China’s interest also stems from energy security. Land routes offer more stable alternatives to sea lanes threatened by geopolitical friction or piracy. Hence, China is diversifying supply chains, and Central Asia offers both a supplier base and a land corridor to Europe.

China, Russia, Turkey, and the EU have all launched multilateral initiatives to solidify their positions in Central Asia:

  • Shanghai Cooperation Organization (SCO): Founded in 2001 by China, Russia, and four Central Asian states (excluding Turkmenistan), it remains a major security and diplomatic platform.
  • Commonwealth of Independent States (CIS): Established by Russia in 1991, it includes most former Soviet republics and remains a soft tool of Russian influence.
  • Organization of Turkic States (OTS): Spearheaded by Turkey, it draws on linguistic, cultural, and ethnic commonalities with Central Asia, particularly with Kazakhstan, Kyrgyzstan, and Uzbekistan.
  • EU-Central Asia Strategy: Post-2022, the EU has ramped up efforts to build a footprint in the region, focusing on digitalization, education, green energy, and transit connectivity.

These overlapping affiliations reflect Central Asia’s complex identity—neither purely Russian, Chinese, Islamic, Turkic, nor European—but an intricate mix of all, shaped by centuries of conquest, migration, and revolution.

Whereas Russia’s influence is still largely military and linguistic, China has built influence through economic investment, especially in infrastructure, often delivering quicker and without the governance demands the West imposes.

Muratalieva notes: “Neither Russia nor Western institutions are capable of allocating financial resources for infrastructure so quickly and on such a large scale, sometimes bypassing transparent procedures.”

This pragmatic acceptance of Chinese funding is evident in major projects like:

  • Dry ports and border crossings, including Khorgos.
  • Energy pipelines, including oil and gas routes through Kazakhstan and Turkmenistan.
  • Road networks and railways under BRI umbrella.
  • Joint mining and green energy ventures.

Even in nuclear energy, Kazakhstan has diversified: while Russia will build its first nuclear plant, Astana has signaled openness to Chinese participation in future projects.

While the China-Russia-EU rivalry dominates headlines, Turkey is quietly expanding cultural and diplomatic ties.

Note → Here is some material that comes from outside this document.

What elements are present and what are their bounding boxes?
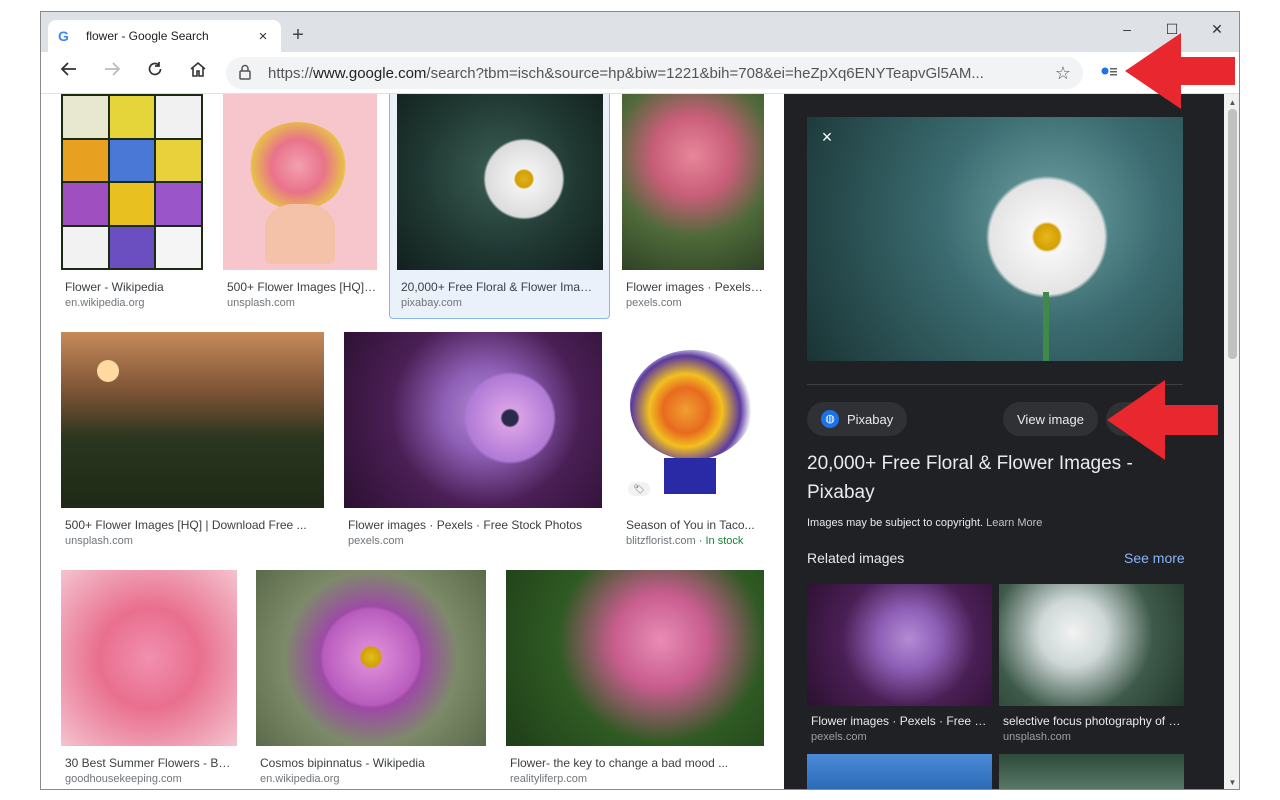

Through the Organization of Turkic States, Turkey promotes a pan-Turkic identity, particularly influential among youth and elites in Kazakhstan and Kyrgyzstan.

Yet despite this shared identity, Turkey lacks the economic muscle to compete with China or the EU, positioning itself more as a cultural bridge and alternative ideological partner.

Meanwhile, the United States’ presence in Central Asia has sharply declined. Post-Afghanistan withdrawal, Washington has lost much of its operational leverage. Though still present through security dialogues and limited aid programs, the U.S. is largely a background player in the new Great Game.

With Donald Trump poised to return to the White House, European leaders increasingly feel the need to develop an independent strategic policy toward Eurasia, as Washington grows more isolationist.

As the Astana summit wraps up, Central Asia emerges more than ever as a pivot region in global politics. It is both a prize for external powers and an emerging player on its own terms.

The region’s current strategy is one of multi-vector diplomacy—embracing China’s investments, preserving strategic ties with Russia, welcoming European aid, and engaging Turkey’s cultural revivalism, all while avoiding dependency on any single power.

Central Asian leaders hope to maintain sovereignty, foster development. President Xi’s visit and the 2025 Astana summit will be remembered as a key milestone in this evolution. As pipelines, railways, and political partnerships converge on this landlocked heart of Eurasia, Central Asia is no longer a forgotten frontier—it is the epicenter of the next global realignment.